Margin Call – tremendous film from 2011, about a Lehman Brothers type investment scandal which triggers a general market collapse. Great performances from an all-star cast, including Stanley Tucci, Kevin Spacey, Jeremy Irons, Simon Baker, and Zachary Quinto. All men, because this is a very male field: the one woman amongst the broker-managers is the person sacked as a sacrificial lamb once the crisis hits. I like the Shakespeare-like, Greek tragedy-like way in which the public action – wars, disasters, flights and famines – is all off-stage, but is conjured into imagination just through people talking. And the way the main action takes place in just one long night: after the terror in the accounts is discovered in the evening and before trading opens the next day.
A Royal Night Out – supposedly based on real events, but the only plausibly true aspect of this is that the Princesses Elizabeth and Margaret went out incognito to mingle with the nighttime crowds during the VE Day celebrations. As a Channel 4 documentary made clear, they were never unchaperoned for a second, which doesn’t mean that the episode was uninteresting: very significantly, I think, Princess Elizabeth was part of the crowds outside Buckingham Palace shouting “We want the King!” and cheering when the Royal family (minus the Princesses, of course) finally appeared – in other words, she had the experience of seeing the Monarchy from the people’s point of view, surely of importance to her when she herself came to lead The Firm. The film is actually a fantasy, it’s basically Roman Holiday, re-written for Britain in 1945.

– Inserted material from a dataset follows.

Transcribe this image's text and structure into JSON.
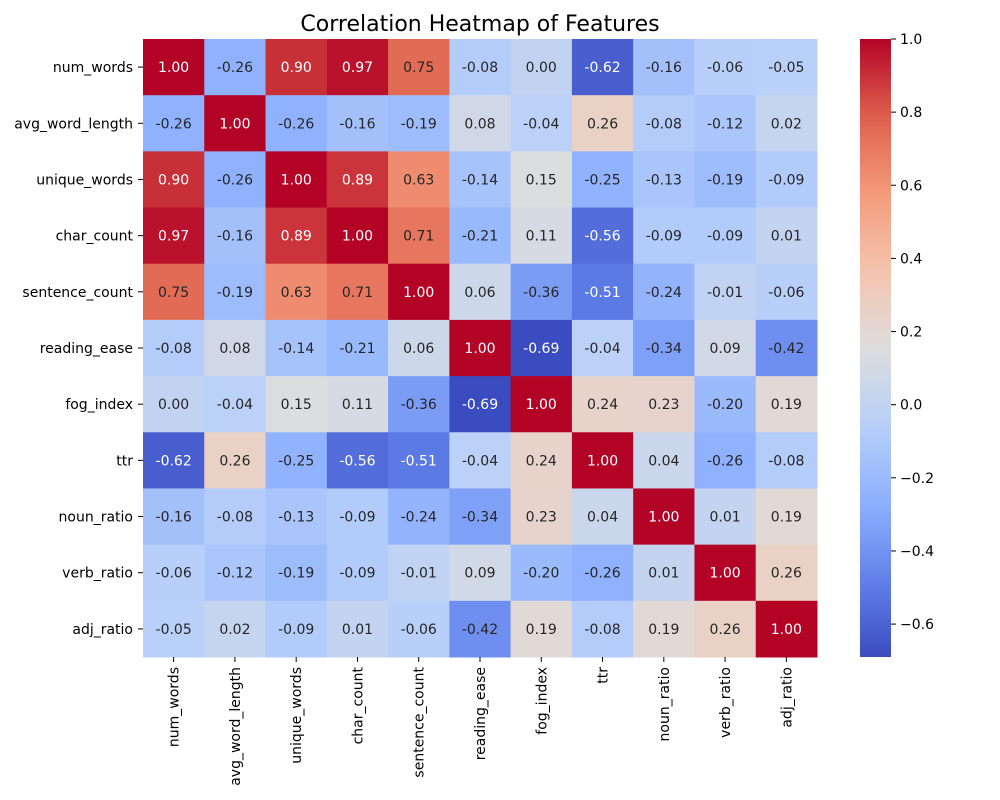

Jonathan Strange and Mr Norell – BBC TV adaptation of Susanna Clarke’s novel. I seem to be in a minority here, but I really liked this: superheroes and sword-and-sorcery are all very well, but it’s undeniably original to set a magical fantasy in the Napoleonic period. The BBC gave it the full Austen with period locations and costumes, and the whole thing is as English as roast beef – which may be part of the problem. If people these days are more familiar with Hollywood-mediated fantasy than the English tradition, they may have had trouble appreciating the fairy-lore which is rather important to the plot. Ironic, given that the revival of English magic is what the story is all about.